Penggambaran fungsional dari pengeluaran publik yang
direkomendasikan al-Ghazali bersifat agak luas dan longgar, yakni penegakan
keadilan sosio-ekonomi, keamanan dan stabilitas negara, serta pengembangan
suatu masyarakat yang makmur. Pernyataan tersebut menunjukkan bahwa Al-Ghazali
mengakui ”konsumsi bersama” dan aspek spill-over dari barang-barang
publik. Selain dari apa yang telah diutarakan mengenai bagaimana
menciptakan kondisi-kondisi tersebut, dapat dikatakan walaupun memilih pembagian
sukarela sebagai suatu cara untuk meningkatkan keadilan sosio-ekonomi,
Al-Ghazali membolehkan intervensi negara pilihan bila perlu, untuk
mengeliminasi kemiskinan dan kesukaran yang meluas.
Ibnu Khaldun
Ibnu Khaldun adalah raksasa intelektual paling terkemuka di dunia.

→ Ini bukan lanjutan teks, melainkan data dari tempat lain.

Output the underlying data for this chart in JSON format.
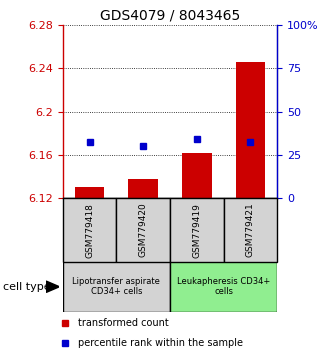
{
  "title": "GDS4079 / 8043465",
  "samples": [
    "GSM779418",
    "GSM779420",
    "GSM779419",
    "GSM779421"
  ],
  "red_values": [
    6.13,
    6.138,
    6.162,
    6.246
  ],
  "blue_values": [
    6.172,
    6.168,
    6.175,
    6.172
  ],
  "ylim": [
    6.12,
    6.28
  ],
  "yticks_left": [
    6.12,
    6.16,
    6.2,
    6.24,
    6.28
  ],
  "yticks_right": [
    0,
    25,
    50,
    75,
    100
  ],
  "yticks_right_labels": [
    "0",
    "25",
    "50",
    "75",
    "100%"
  ],
  "group1_label": "Lipotransfer aspirate\nCD34+ cells",
  "group2_label": "Leukapheresis CD34+\ncells",
  "group1_color": "#d3d3d3",
  "group2_color": "#90ee90",
  "sample_box_color": "#d3d3d3",
  "cell_type_label": "cell type",
  "legend1": "transformed count",
  "legend2": "percentile rank within the sample",
  "red_color": "#cc0000",
  "blue_color": "#0000cc",
  "bar_bottom": 6.12,
  "bar_width": 0.55,
  "title_fontsize": 10,
  "label_fontsize": 7,
  "tick_fontsize": 8
}
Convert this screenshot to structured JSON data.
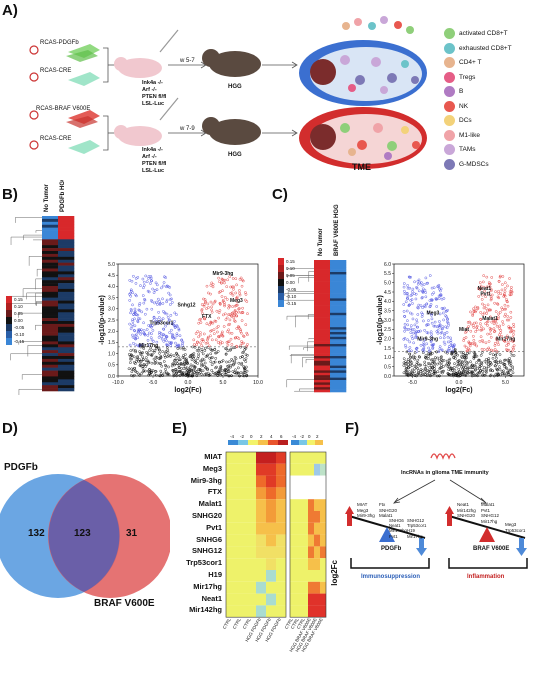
{
  "panels": {
    "a": "A)",
    "b": "B)",
    "c": "C)",
    "d": "D)",
    "e": "E)",
    "f": "F)"
  },
  "panelA": {
    "top": {
      "vector1": "RCAS-PDGFb",
      "vector2": "RCAS-CRE",
      "week": "w 5-7",
      "genotype": [
        "Ink4a -/-",
        "Arf -/-",
        "PTEN fl/fl",
        "LSL-Luc"
      ],
      "outcome": "HGG"
    },
    "bottom": {
      "vector1": "RCAS-BRAF V600E",
      "vector2": "RCAS-CRE",
      "week": "w 7-9",
      "genotype": [
        "Ink4a -/-",
        "Arf -/-",
        "PTEN fl/fl",
        "LSL-Luc"
      ],
      "outcome": "HGG"
    },
    "tme_label": "TME",
    "legend": [
      {
        "label": "activated CD8+T",
        "color": "#8fcf7a",
        "icon": "activated-cd8-icon"
      },
      {
        "label": "exhausted CD8+T",
        "color": "#6cc3c9",
        "icon": "exhausted-cd8-icon"
      },
      {
        "label": "CD4+ T",
        "color": "#e7b48f",
        "icon": "cd4-icon"
      },
      {
        "label": "Tregs",
        "color": "#e55d86",
        "icon": "treg-icon"
      },
      {
        "label": "B",
        "color": "#b07bc3",
        "icon": "b-cell-icon"
      },
      {
        "label": "NK",
        "color": "#e8584f",
        "icon": "nk-icon"
      },
      {
        "label": "DCs",
        "color": "#f3d27a",
        "icon": "dc-icon"
      },
      {
        "label": "M1-like",
        "color": "#f0a3a8",
        "icon": "m1-icon"
      },
      {
        "label": "TAMs",
        "color": "#c9a7d8",
        "icon": "tam-icon"
      },
      {
        "label": "G-MDSCs",
        "color": "#7d79b6",
        "icon": "gmdsc-icon"
      }
    ]
  },
  "panelB": {
    "heatmap_cols": [
      "No Tumor",
      "PDGFb HGG"
    ],
    "scale_ticks": [
      "0.15",
      "0.10",
      "0.05",
      "0.00",
      "-0.05",
      "-0.10",
      "-0.15"
    ],
    "volcano": {
      "ylabel": "-log10(p-value)",
      "xlabel": "log2(Fc)",
      "xticks": [
        "-10.0",
        "-5.0",
        "0.0",
        "5.0",
        "10.0"
      ],
      "yticks": [
        "0.0",
        "0.5",
        "1.0",
        "1.5",
        "2.0",
        "2.5",
        "3.0",
        "3.5",
        "4.0",
        "4.5",
        "5.0"
      ],
      "genes": [
        "Mir9-3hg",
        "Meg3",
        "Snhg12",
        "FTX",
        "Trp53cor1",
        "Mir17hg"
      ]
    }
  },
  "panelC": {
    "heatmap_cols": [
      "No Tumor",
      "BRAF V600E HGG"
    ],
    "scale_ticks": [
      "0.15",
      "0.10",
      "0.05",
      "0.00",
      "-0.05",
      "-0.10",
      "-0.15"
    ],
    "volcano": {
      "ylabel": "-log10(p-value)",
      "xlabel": "log2(Fc)",
      "xticks": [
        "-5.0",
        "0.0",
        "5.0"
      ],
      "yticks": [
        "0.0",
        "0.5",
        "1.0",
        "1.5",
        "2.0",
        "2.5",
        "3.0",
        "3.5",
        "4.0",
        "4.5",
        "5.0",
        "5.5",
        "6.0"
      ],
      "genes": [
        "Neat1",
        "Pvt1",
        "Meg3",
        "Malat1",
        "Miat",
        "Mir9-3hg",
        "Mir17hg"
      ]
    }
  },
  "panelD": {
    "left_label": "PDGFb",
    "right_label": "BRAF V600E",
    "left_only": "132",
    "overlap": "123",
    "right_only": "31"
  },
  "panelE": {
    "scale1": [
      "-4",
      "-2",
      "0",
      "2",
      "4",
      "6"
    ],
    "scale2": [
      "-4",
      "-2",
      "0",
      "2"
    ],
    "genes": [
      "MIAT",
      "Meg3",
      "Mir9-3hg",
      "FTX",
      "Malat1",
      "SNHG20",
      "Pvt1",
      "SNHG6",
      "SNHG12",
      "Trp53cor1",
      "H19",
      "Mir17hg",
      "Neat1",
      "Mir142hg"
    ],
    "cols_left": [
      "CTRL",
      "CTRL",
      "CTRL",
      "HGG PDGFb",
      "HGG PDGFb",
      "HGG PDGFb"
    ],
    "cols_right": [
      "CTRL",
      "CTRL",
      "CTRL",
      "HGG BRAF V600E",
      "HGG BRAF V600E",
      "HGG BRAF V600E"
    ],
    "side_label": "log2Fc"
  },
  "panelF": {
    "title": "lncRNAs in glioma TME immunity",
    "left_up": [
      "MIAT",
      "Meg3",
      "Mir9-3hg"
    ],
    "left_up2": [
      "Ftx",
      "SNHG20",
      "Malat1"
    ],
    "left_down": [
      "SNHG6",
      "Neat1",
      "Mir142hg",
      "Pvt1"
    ],
    "left_down2": [
      "SNHG12",
      "Trp53cor1",
      "H19",
      "Mir17hg"
    ],
    "left_label": "PDGFb",
    "left_outcome": "Immunosuppression",
    "right_up": [
      "Neat1",
      "Mir142hg",
      "SNHG20"
    ],
    "right_up2": [
      "Malat1",
      "Pvt1",
      "SNHG12",
      "Mir17hg"
    ],
    "right_down": [
      "Meg3",
      "Trp53cor1"
    ],
    "right_label": "BRAF V600E",
    "right_outcome": "Inflammation"
  }
}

Ia bukan saja Bapak sosiologi tetapi juga Bapak ilmu Ekonomi, karena
banyak teori ekonominya yang jauh mendahului Adam Smith dan Ricardo. Artinya,
ia lebih dari tiga abad mendahului para pemikir Barat modern
tersebut. Muhammad Hilmi Murad telah menulis sebuah karya ilmiah
berjudul Abul Iqtishad : Ibnu Khaldun. Artinya Bapak Ekonomi :
Ibnu Khaldun. Dalam tulisan tersebut Ibnu Khaldun dibuktikannya secara
ilmiah sebagai penggagas pertama ilmu ekonomi secara empiris. Tulisan ini
menurut Zainab Al-Khudairi, disampaikannya pada Simposium tentang Ibnu
Khaldun di Mesir 1978.
Sebelum Ibnu Khaldun, kajian-kajian ekonomi di dunia Barat masih
bersifat normatif, adakalanya dikaji dari perspektif hukum, moral
dan adapula dari perspektif filsafat. Karya-karya tentang ekonomi oleh para
imuwan Barat, seperti ilmuwan Yunani dan zaman Scholastic bercorak tidak
ilmiah, karena pemikir zaman pertengahan tersebut memasukkan kajian ekonomi
dalam kajian moral dan hukum.
Ibn Khaldun membahas aneka ragam masalah ekonomi yang luas,
termasuk ajaran tentang tata nilai, pembagian kerja, sistem harga, hukum
penawaran dan permintaan, konsumsi dan produksi, uang, pembentukan modal,
pertumbuhan penduduk, makro ekonomi dari pajak dan pengeluaran publik, daur
perdagangan, pertanian, indusrtri dan perdagangan, hak milik dan kemakmuran,
dan sebagainya. Ia juga membahas berbagai tahapan yang dilewati masyarakat
dalam perkembangan ekonominya. Kita juga menemukan paham dasar yang menjelma
dalam kurva penawaran tenaga kerja yang kemiringannya berjenjang mundur.[3]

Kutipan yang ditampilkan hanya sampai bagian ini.